Nel 2001 il governo Berlusconi trovò un’economia italiana
destrutturata, decapitalizzata ed imbrigliata da vincoli interni ed esterni
eccessivi. Avviò l’unica politica che si può fare in casi del genere, con un
qualcosa in più: anticipare a parole l’ottimismo utile a ricostruire la fiducia
(consenso, investimenti) per attuare riforme concrete. In base ad un’analisi
che trovava il capitale intellettuale e sociale del Paese ancora capace di un
enorme attivismo economico se create le condizioni per favorirlo: meno tasse su
famiglie ed imprese, meno vincoli e costi sistemici, riqualificazione del
territorio. Ma gli eventi del 2001, e conseguente crisi globale fino al 2003,
minarono la ricostruzione della fiducia. La minoranza in Parlamento, ma
maggioranza nei poteri che fanno opinione, riuscì a sabotare la componente
simbolica della strategia di rilancio. L’agenda delle riforme reali fu
rallentata sia dalle contingenze del ciclo esterno sia da una temporanea
perdita di coerenza riformatrice nella coalizione. Parallelamente, nel 2003 e
2004, il cambio dell’euro artificialmente alto penalizzò le esportazioni
italiane nel globo e la crisi della Germania ridusse quelle intraeuropee.

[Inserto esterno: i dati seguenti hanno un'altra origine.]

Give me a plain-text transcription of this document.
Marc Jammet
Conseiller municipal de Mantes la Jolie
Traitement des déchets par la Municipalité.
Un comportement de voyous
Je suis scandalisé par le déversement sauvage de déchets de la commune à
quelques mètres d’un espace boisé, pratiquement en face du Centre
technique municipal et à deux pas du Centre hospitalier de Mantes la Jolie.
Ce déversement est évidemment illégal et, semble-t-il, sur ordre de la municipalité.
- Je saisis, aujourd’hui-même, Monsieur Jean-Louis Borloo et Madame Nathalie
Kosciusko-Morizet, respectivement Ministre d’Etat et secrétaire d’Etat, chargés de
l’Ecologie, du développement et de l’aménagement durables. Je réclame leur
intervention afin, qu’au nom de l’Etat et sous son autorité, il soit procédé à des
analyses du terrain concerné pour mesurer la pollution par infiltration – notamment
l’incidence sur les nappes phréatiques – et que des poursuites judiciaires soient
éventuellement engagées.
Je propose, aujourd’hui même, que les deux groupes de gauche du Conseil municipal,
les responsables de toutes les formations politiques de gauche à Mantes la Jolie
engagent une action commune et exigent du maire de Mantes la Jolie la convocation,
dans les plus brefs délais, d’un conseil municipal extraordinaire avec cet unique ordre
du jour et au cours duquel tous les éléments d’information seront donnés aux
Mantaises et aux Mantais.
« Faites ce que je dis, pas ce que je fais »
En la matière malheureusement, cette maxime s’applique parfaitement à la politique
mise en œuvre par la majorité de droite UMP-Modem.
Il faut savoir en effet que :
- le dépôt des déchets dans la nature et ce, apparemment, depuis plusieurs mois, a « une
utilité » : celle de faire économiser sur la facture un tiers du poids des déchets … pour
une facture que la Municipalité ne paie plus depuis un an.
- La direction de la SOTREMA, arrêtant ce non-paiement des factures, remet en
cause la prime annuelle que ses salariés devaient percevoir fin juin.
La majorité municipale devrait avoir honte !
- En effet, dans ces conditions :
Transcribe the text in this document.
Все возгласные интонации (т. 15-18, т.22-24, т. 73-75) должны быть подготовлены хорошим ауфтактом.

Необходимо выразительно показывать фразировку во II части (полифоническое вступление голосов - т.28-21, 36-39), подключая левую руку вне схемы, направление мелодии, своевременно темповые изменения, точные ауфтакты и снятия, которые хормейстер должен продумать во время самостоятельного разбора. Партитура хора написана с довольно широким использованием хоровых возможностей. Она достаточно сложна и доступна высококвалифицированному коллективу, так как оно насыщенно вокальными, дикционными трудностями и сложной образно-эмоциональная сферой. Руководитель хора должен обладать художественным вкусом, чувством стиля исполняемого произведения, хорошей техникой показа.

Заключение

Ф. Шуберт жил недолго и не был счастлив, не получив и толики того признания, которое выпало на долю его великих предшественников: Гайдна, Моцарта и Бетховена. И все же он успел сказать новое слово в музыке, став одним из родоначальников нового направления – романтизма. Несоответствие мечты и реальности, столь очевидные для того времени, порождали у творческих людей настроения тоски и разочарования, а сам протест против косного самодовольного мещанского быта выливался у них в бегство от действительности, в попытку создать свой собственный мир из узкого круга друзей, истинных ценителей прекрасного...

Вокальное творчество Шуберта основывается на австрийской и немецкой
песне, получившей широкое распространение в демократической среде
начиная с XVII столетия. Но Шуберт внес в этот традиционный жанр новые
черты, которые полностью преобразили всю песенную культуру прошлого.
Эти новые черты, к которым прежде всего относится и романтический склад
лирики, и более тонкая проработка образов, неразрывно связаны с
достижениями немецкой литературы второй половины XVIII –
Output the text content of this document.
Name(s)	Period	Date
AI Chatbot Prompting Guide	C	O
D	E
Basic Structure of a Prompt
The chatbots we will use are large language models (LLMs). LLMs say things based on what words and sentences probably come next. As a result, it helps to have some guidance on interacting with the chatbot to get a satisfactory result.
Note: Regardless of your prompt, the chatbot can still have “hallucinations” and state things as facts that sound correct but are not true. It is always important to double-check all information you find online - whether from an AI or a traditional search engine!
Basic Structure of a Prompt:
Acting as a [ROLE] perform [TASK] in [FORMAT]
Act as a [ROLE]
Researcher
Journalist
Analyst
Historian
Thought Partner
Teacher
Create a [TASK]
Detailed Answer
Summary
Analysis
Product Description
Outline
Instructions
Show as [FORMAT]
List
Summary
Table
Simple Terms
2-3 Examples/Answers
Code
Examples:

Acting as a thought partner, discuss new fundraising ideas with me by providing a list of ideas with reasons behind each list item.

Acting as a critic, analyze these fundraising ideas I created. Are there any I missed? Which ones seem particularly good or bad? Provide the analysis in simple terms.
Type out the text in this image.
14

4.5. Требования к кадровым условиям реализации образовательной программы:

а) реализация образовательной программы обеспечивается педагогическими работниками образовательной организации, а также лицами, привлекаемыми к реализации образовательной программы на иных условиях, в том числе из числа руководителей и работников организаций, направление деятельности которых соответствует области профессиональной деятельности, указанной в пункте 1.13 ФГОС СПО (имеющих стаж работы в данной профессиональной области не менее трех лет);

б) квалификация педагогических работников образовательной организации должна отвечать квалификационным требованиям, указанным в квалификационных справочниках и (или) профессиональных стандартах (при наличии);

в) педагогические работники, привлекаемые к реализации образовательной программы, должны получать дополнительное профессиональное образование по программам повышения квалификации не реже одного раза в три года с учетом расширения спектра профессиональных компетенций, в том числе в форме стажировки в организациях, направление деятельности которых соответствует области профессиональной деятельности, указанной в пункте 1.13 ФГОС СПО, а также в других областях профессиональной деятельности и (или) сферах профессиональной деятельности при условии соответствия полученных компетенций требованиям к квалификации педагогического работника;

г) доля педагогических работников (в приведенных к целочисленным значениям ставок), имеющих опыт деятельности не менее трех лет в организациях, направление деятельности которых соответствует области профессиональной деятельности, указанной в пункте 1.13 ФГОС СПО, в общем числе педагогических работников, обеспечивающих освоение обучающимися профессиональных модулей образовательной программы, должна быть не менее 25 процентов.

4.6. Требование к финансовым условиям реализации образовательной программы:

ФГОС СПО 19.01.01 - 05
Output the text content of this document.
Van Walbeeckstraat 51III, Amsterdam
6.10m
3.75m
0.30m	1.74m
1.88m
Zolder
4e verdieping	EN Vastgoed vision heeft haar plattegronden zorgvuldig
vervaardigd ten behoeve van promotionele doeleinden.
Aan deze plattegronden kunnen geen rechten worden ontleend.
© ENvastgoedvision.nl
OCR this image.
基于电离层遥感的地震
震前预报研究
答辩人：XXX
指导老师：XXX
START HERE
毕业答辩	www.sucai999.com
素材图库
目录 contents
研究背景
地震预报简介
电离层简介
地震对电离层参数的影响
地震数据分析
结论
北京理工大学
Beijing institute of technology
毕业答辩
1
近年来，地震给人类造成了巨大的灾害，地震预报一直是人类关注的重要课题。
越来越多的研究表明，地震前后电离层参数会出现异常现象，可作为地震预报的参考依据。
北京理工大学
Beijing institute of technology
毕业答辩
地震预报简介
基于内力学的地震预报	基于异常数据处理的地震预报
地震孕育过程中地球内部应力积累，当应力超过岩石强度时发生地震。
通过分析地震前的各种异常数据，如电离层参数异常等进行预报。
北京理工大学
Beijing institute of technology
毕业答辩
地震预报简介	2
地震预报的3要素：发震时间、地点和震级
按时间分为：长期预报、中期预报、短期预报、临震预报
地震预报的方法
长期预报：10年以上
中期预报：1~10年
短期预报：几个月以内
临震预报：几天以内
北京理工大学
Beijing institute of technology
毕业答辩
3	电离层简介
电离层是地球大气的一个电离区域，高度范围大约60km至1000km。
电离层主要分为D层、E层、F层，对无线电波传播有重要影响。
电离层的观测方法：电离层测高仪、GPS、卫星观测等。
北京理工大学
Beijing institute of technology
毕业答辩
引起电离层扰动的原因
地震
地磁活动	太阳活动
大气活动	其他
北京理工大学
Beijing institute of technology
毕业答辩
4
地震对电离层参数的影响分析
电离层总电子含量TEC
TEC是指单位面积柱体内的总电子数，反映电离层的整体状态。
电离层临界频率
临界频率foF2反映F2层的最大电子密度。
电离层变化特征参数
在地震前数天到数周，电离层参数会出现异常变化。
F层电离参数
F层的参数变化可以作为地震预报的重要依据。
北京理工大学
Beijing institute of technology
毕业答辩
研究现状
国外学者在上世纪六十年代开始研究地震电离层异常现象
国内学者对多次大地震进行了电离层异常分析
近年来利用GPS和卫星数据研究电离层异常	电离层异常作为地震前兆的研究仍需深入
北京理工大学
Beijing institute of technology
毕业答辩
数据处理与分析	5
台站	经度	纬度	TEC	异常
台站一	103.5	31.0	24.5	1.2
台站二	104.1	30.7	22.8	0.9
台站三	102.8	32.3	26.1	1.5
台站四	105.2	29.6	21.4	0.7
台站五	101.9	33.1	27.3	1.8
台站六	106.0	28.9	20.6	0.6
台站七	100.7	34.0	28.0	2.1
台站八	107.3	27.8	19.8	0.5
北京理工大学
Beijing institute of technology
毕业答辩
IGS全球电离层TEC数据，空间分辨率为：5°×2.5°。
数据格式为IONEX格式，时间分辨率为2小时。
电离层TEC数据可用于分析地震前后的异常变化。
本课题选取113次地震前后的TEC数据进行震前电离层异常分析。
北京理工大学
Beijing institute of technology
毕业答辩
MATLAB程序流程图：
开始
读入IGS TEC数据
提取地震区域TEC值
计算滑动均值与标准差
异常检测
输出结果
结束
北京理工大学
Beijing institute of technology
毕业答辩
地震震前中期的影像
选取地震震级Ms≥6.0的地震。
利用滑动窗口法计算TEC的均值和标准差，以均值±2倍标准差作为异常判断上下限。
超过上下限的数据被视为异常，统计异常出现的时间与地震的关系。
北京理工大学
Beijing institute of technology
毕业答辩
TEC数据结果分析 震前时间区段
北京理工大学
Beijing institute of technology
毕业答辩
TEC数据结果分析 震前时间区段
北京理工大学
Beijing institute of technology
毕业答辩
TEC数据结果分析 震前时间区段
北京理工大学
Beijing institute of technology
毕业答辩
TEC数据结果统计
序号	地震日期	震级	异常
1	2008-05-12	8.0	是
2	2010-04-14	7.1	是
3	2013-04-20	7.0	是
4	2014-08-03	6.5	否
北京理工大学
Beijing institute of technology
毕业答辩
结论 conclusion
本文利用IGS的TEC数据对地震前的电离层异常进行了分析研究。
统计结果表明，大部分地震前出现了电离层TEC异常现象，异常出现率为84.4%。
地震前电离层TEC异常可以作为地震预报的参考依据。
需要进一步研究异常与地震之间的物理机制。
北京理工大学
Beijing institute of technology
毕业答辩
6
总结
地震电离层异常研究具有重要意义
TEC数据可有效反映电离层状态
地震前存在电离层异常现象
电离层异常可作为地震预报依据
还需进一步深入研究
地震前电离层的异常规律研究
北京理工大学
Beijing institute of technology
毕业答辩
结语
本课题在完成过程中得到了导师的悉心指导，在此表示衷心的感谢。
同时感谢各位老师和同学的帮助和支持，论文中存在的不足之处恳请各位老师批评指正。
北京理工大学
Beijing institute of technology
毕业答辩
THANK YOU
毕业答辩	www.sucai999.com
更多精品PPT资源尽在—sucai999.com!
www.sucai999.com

L’impoverimento prodotto dall’Ulivo, misurabile come raddoppio del numero dei
bisognosi totali, generò la priorità di dare ossigeno alle famiglie più nei
guai azzerando o riducendone, per quanto europossibile, le tasse. Ma il rilancio
economico è in moto dal 2001 con mille atti che stanno iniziando a dare
effetti, tra questi la modifica legislativa che ha favorito la riduzione della
disoccupazione da oltre il 9% al 7,3%. Il problema che favorisce la
falsificazione della realtà riguarda il fatto che il ritmo del rilancio è
rallentato dalla rigidità dell’eurosistema, dall’enormità della crisi
strutturale ereditata, complicata dal debito cumulato nel passato, e dal
sabotaggio comunicativo che mina l’ottimismo. Ma la formula del rilancio, che
ha già funzionato per fermare il declino precedente, sta mostrando di poter
invertire la crisi competitiva storica man mano che riuscirà ad essere
applicata a pieno regime. In conclusione, l’Italia sta uscendo dal disastro più
lentamente di quanto si sperava, ma ne sta uscendo perché la formula
riformatrice funziona. Questa è la verità.